Maybe it's because you don't have trawl endless comparison sites before picking a suitable destination and then have to pay for it, buy for it, pack for it --- hell, plan for it, basically.  Because I hate plans.  Any kind. They're so restricting. Ideas are far better.  They are 'germs' - like those seeds that fly off a fluffy dandelion when you blow it...there's a purpose to that - it will land somewhere - but that's as far as that particular plan goes.  The result will still be the same.  It'll take root somewhere. Doesn't matter where, surely?
Or it could even be the simple regret that once something's done it can't be 'undone'. Events and actions I mean.  I know a wonky worktop can be re-aligned (I married a Carpenter after all - I know these things!).And I'm never sure if it started with Doctor Who in the late sixties (the tune alone scared me; had me cowering behind the sofa before I'd even caught sight of a knobbly old Dalek) or with 'The Time Machine' film (the original Rod Taylor one) and in particular the scene where he first sets off in the machine - a beautiful feat of mechanical engineering  - and the shop window display across the street changes seasons, years, decades, centuries with such a fascinating metamorphosis that it held me spellbound.  I might have to go with that.  If one scene from a film made such an impression on me then clearly it's more meaningful than some guy holed up in a blue Police Box hurtling through time and space. But only just.

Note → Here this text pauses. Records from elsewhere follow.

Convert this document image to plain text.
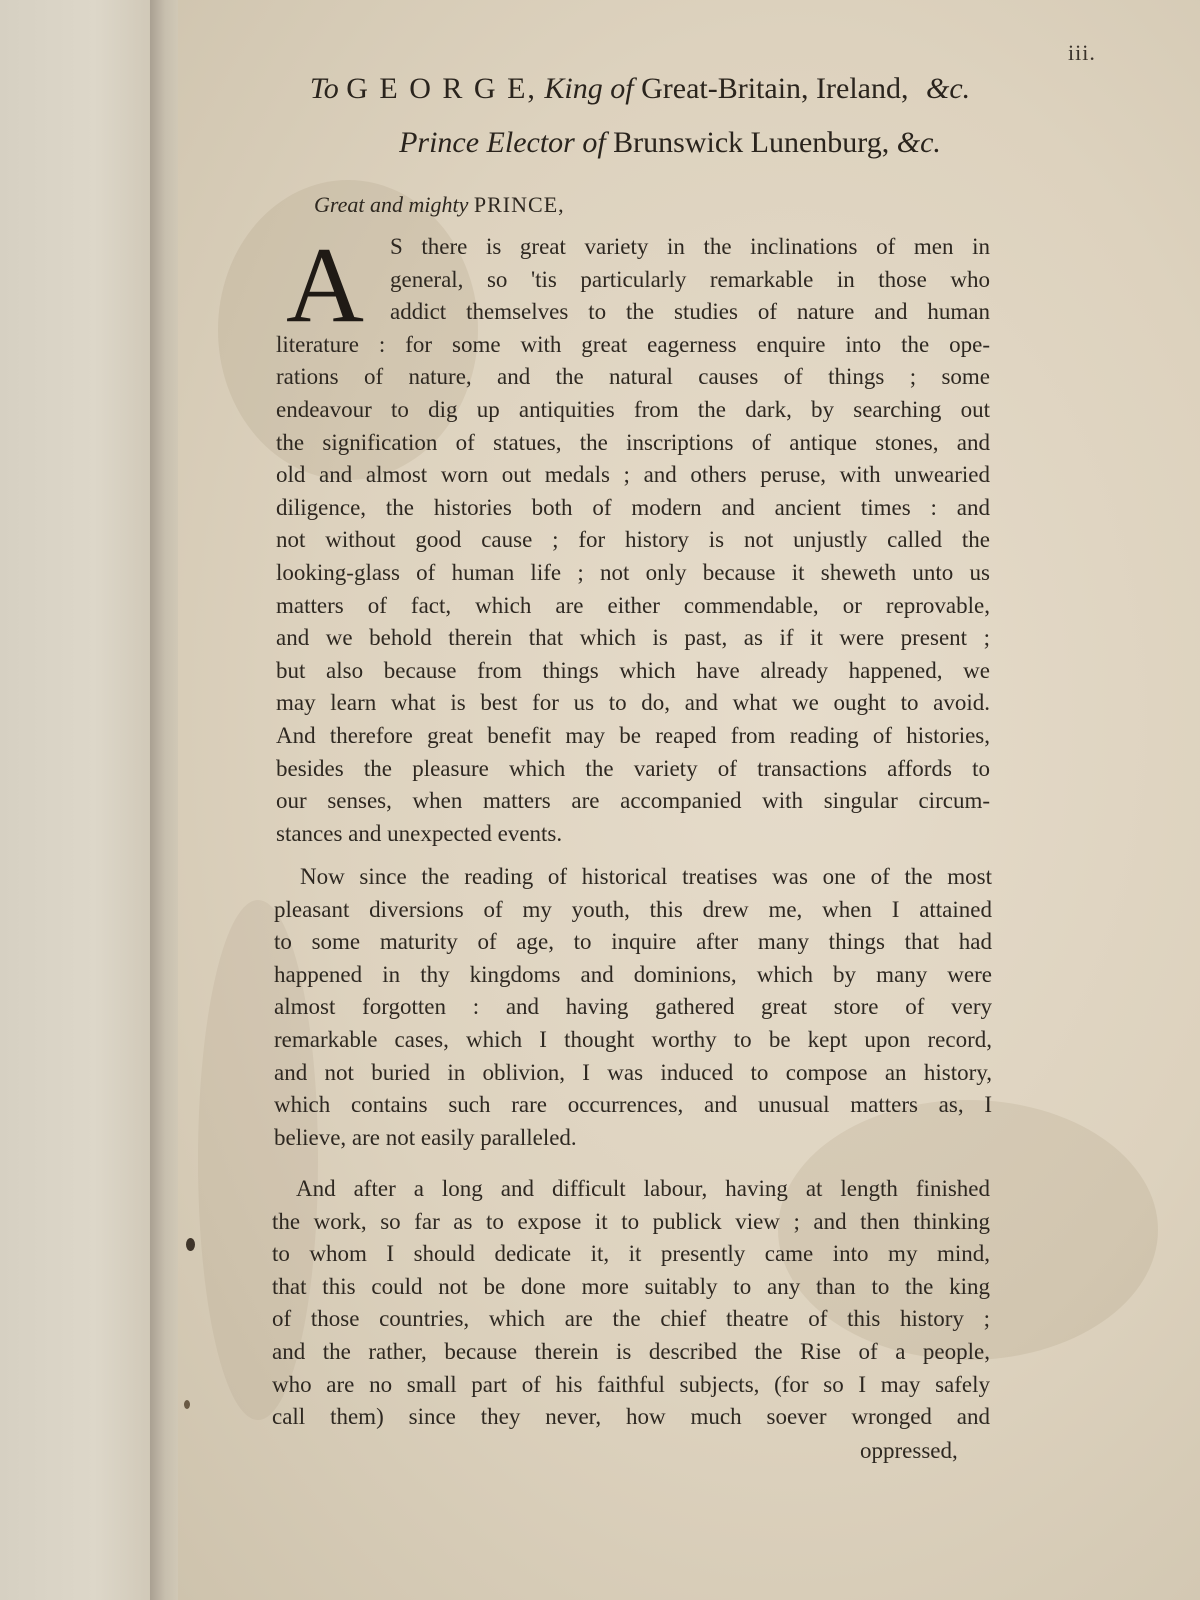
iii.
To G E O R G E, King of Great-Britain, Ireland, &c.
Prince Elector of Brunswick Lunenburg, &c.
Great and mighty PRINCE,
A S there is great variety in the inclinations of men in
general, so 'tis particularly remarkable in those who
addict themselves to the studies of nature and human
literature : for some with great eagerness enquire into the ope-
rations of nature, and the natural causes of things ; some
endeavour to dig up antiquities from the dark, by searching out
the signification of statues, the inscriptions of antique stones, and
old and almost worn out medals ; and others peruse, with unwearied
diligence, the histories both of modern and ancient times : and
not without good cause ; for history is not unjustly called the
looking-glass of human life ; not only because it sheweth unto us
matters of fact, which are either commendable, or reprovable,
and we behold therein that which is past, as if it were present ;
but also because from things which have already happened, we
may learn what is best for us to do, and what we ought to avoid.
And therefore great benefit may be reaped from reading of histories,
besides the pleasure which the variety of transactions affords to
our senses, when matters are accompanied with singular circum-
stances and unexpected events.
Now since the reading of historical treatises was one of the most
pleasant diversions of my youth, this drew me, when I attained
to some maturity of age, to inquire after many things that had
happened in thy kingdoms and dominions, which by many were
almost forgotten : and having gathered great store of very
remarkable cases, which I thought worthy to be kept upon record,
and not buried in oblivion, I was induced to compose an history,
which contains such rare occurrences, and unusual matters as, I
believe, are not easily paralleled.
And after a long and difficult labour, having at length finished
the work, so far as to expose it to publick view ; and then thinking
to whom I should dedicate it, it presently came into my mind,
that this could not be done more suitably to any than to the king
of those countries, which are the chief theatre of this history ;
and the rather, because therein is described the Rise of a people,
who are no small part of his faithful subjects, (for so I may safely
call them) since they never, how much soever wronged and
oppressed,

So I thought about what my favourite Time Travelly movies were and came up with this - by no means exhaustive - list:

* The Time Machine (the original)
* Back to the Future (all of them)

* The Lake House
* Terminator (the first)
* The Time Traveler's Wife (although the book far outweighs the film)
* Groundhog Day
* The Butterfly Effect (the first)
* Stargate
* Jumpers
* The Kid (recently on telly)
* Somewhere in Time (bit cheesy but the sentiments are gorgeous)

Anyone else want to 'fess up to any small obsessions, genre-wise?

3 comments:

Avis HG said...

Hi Debs

The Butterfly effect - do you mean the superb Ray Bradbury's 'A Sound of Thunder'?

Deb said...

Ah, Debs, I have all three Back to the Future film. Love them all! I wonder though; if it really was possible to time travel could we (or even should we) change fate? See, I can be deep when I want to be!

Debs Riccio said...

Avis, Lovely to see you here by the way! I haven't the first clue as to who Ray Bradbury is or what connection he has to The Butterfly Effect - are we talking about the same film?
Debs - I thought you were already deep - and no, I don't think time travel should be a chance to change stuff - what chaos (again, Butterfly) would reign - but to observe would be great, wouldn't it?